VOA reached out to the DRC’s information minister for comment on the ruling but the ministry said he did not have time to talk.
The ICJ ruling calls for Uganda to make annual payments of $65 million beginning this September, continuing until 2026.
But Uganda’s Oryem says paying the money is not really the issue.
“The fact that we might be able to resolve this matter diplomatically which might not require paying any money. And if there’s another possible legal option, it won’t take money,” he said.
The DRC has pursued reparations for the invasion for decades.
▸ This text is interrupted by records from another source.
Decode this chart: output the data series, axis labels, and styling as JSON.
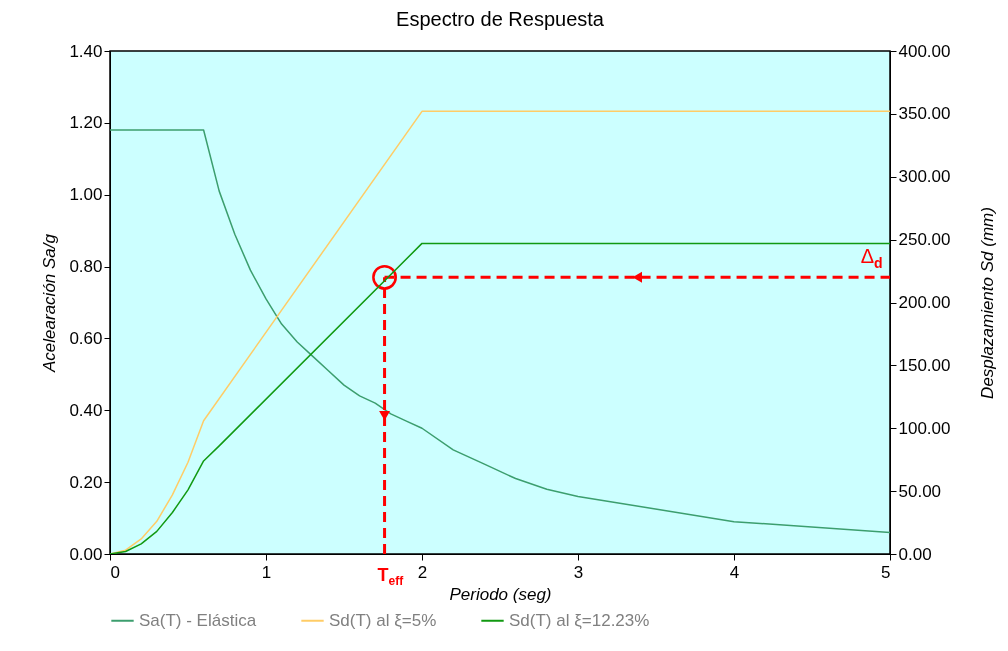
{
  "chart_data": {
    "type": "line",
    "title": "Espectro de Respuesta",
    "xlabel": "Periodo (seg)",
    "ylabel": "Acelearación Sa/g",
    "y2label": "Desplazamiento Sd (mm)",
    "xlim": [
      0,
      5
    ],
    "xticks": [
      0,
      1,
      2,
      3,
      4,
      5
    ],
    "ylim": [
      0,
      1.4
    ],
    "yticks": [
      {
        "value": 0,
        "label": "0.00"
      },
      {
        "value": 0.2,
        "label": "0.20"
      },
      {
        "value": 0.4,
        "label": "0.40"
      },
      {
        "value": 0.6,
        "label": "0.60"
      },
      {
        "value": 0.8,
        "label": "0.80"
      },
      {
        "value": 1,
        "label": "1.00"
      },
      {
        "value": 1.2,
        "label": "1.20"
      },
      {
        "value": 1.4,
        "label": "1.40"
      }
    ],
    "y2lim": [
      0,
      400
    ],
    "y2ticks": [
      {
        "value": 0,
        "label": "0.00"
      },
      {
        "value": 50,
        "label": "50.00"
      },
      {
        "value": 100,
        "label": "100.00"
      },
      {
        "value": 150,
        "label": "150.00"
      },
      {
        "value": 200,
        "label": "200.00"
      },
      {
        "value": 250,
        "label": "250.00"
      },
      {
        "value": 300,
        "label": "300.00"
      },
      {
        "value": 350,
        "label": "350.00"
      },
      {
        "value": 400,
        "label": "400.00"
      }
    ],
    "series": [
      {
        "name": "Sa(T) - Elástica",
        "color": "#3c9e6e",
        "x": [
          0,
          0.1,
          0.2,
          0.3,
          0.4,
          0.5,
          0.6,
          0.7,
          0.8,
          0.9,
          1.0,
          1.1,
          1.2,
          1.3,
          1.4,
          1.5,
          1.6,
          1.7,
          1.8,
          1.9,
          2.0,
          2.2,
          2.4,
          2.6,
          2.8,
          3.0,
          4.0,
          5.0
        ],
        "values": [
          1.18,
          1.18,
          1.18,
          1.18,
          1.18,
          1.18,
          1.18,
          1.01,
          0.89,
          0.79,
          0.71,
          0.64,
          0.59,
          0.55,
          0.51,
          0.47,
          0.44,
          0.42,
          0.39,
          0.37,
          0.35,
          0.29,
          0.25,
          0.21,
          0.18,
          0.16,
          0.09,
          0.06
        ]
      },
      {
        "name": "Sd(T) al ξ=5%",
        "color": "#ffcc66",
        "axis": "y2",
        "x": [
          0,
          0.1,
          0.2,
          0.3,
          0.4,
          0.5,
          0.6,
          2.0,
          5.0
        ],
        "values": [
          0,
          3,
          12,
          26,
          47,
          73,
          106,
          352,
          352
        ]
      },
      {
        "name": "Sd(T) al ξ=12.23%",
        "color": "#119911",
        "axis": "y2",
        "x": [
          0,
          0.1,
          0.2,
          0.3,
          0.4,
          0.5,
          0.6,
          0.7,
          2.0,
          5.0
        ],
        "values": [
          0,
          2,
          8,
          18,
          33,
          51,
          74,
          86,
          247,
          247
        ]
      }
    ],
    "ref_lines": [
      {
        "axis": "x",
        "value": 1.76,
        "label": "T$_{eff}$",
        "color": "#ff0000",
        "line_style": "dashed"
      },
      {
        "axis": "y",
        "value": 0.77,
        "label": "Δ$_{d}$",
        "color": "#ff0000",
        "line_style": "dashed"
      }
    ],
    "legend": "bottom",
    "grid": false,
    "marker": "none",
    "line_style": "solid"
  }
}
In 2002, officials from Congo and Uganda met in Gambia trying to negotiate some of the issues.
The DRC filed its first case with the International Court of Justice in 2005, and the court ordered Uganda to pay 11 billion dollars.
Uganda refused and the countries resumed negotiations. However, security analyst Dismas Nkunda who attended the meeting, says Uganda failed to sign.
“They are lucky that the amount has been reduced. They are lucky that they have been given installments. This is a matter of the Ministry of Justice and the attorney general’s office to have dealt with in the beginning. It wouldn’t have come to this,” Nkunda said.
Uganda says it will continue to constructively engage with the DRC on the matter.